在 .net 中使用 Apache Arrow ArrowFileReader 读取文件
Reading file with Apache Arrow ArrowFileReader in .net
我正在尝试读取箭头文件的内容,但无法找到从中获取实际数据的函数。我也找不到任何有用的例子来读取数据。例如 here.
C#读写代码示例:
// Write
var recordBatch = new Apache.Arrow.RecordBatch.Builder(memoryAllocator)

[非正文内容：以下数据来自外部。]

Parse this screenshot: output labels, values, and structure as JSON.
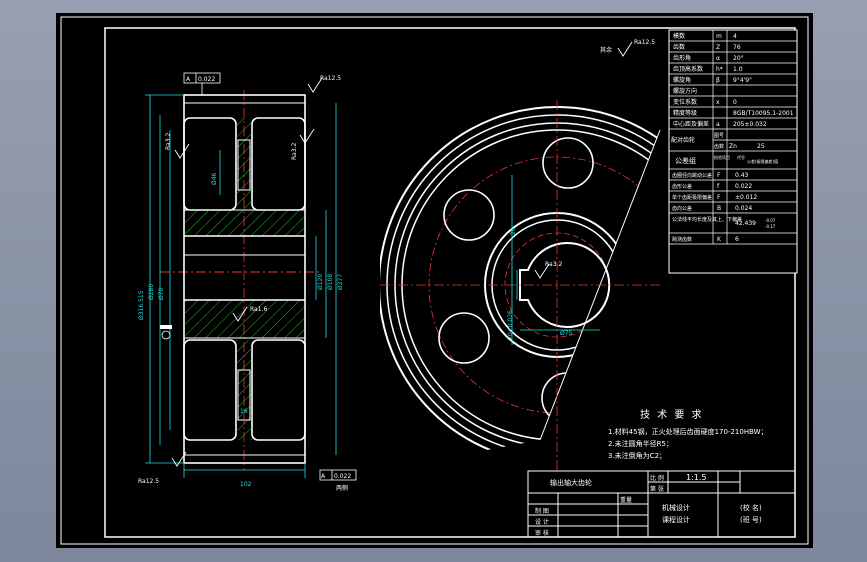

.Append("Column A", false, col => col.Int32(array => array.AppendRange(Enumerable.Range(5, 15))))
.Build();
using (var stream = File.OpenWrite(filePath))
using (var writer = new Apache.Arrow.Ipc.ArrowFileWriter(stream, recordBatch.Schema, true))
{
await writer.WriteRecordBatchAsync(recordBatch);
await writer.WriteEndAsync();
}
// Read
var reader = Apache.Arrow.Ipc.ArrowFileReader.FromFile(filePath);
var readBatch = await reader.ReadNextRecordBatchAsync();
var col = readBatch.Column(0);
通过调试代码,我可以看到 col Values 属性 中的值,但我无法在代码中访问此信息。
我是否遗漏了什么或者是否有不同的方法来读取数据?
Apache.Arrow
包今天不做任何计算。它将读入文件,您将可以访问数据的原始缓冲区。这对于许多中间任务(例如,将数据往返于数据文件或聚合数据文件的服务)来说已经足够了。因此,如果您想对数据进行大量操作,您可能需要某种数据框库。
一个这样的库是 Microsoft.Data.Analysis
library which has added a DataFrame
type which can be created from an Arrow RecordBatch. There is some explanation and examples of the library in this blog post.
我没怎么使用过那个库,但我能够整理一个读取 Arrow 文件和打印数据的简短示例:
using System;
using System.Diagnostics;
using System.IO;
using System.Threading.Tasks;
using Apache.Arrow.Ipc;
using Microsoft.Data.Analysis;
namespace DataframeExperiment
{
class Program
{
static async Task AsyncMain()
{
using (var stream = File.OpenRead("/tmp/test.arrow"))
using (var reader = new ArrowFileReader(stream))
{
var recordBatch = await reader.ReadNextRecordBatchAsync();
Console.WriteLine("Read record batch with {0} column(s)", recordBatch.ColumnCount);
var dataframe = DataFrame.FromArrowRecordBatch(recordBatch);
var columnX = dataframe["x"];
foreach (var value in columnX)
{
Console.WriteLine(value);
}
}
}
static void Main(string[] args)
{
AsyncMain().Wait();
}
}
}
我用一个小 python 脚本创建了测试文件:
import pyarrow as pa
import pyarrow.ipc as ipc
tab = pa.Table.from_pydict({'x': [1, 2, 3], 'y': ['x', 'y', 'z']})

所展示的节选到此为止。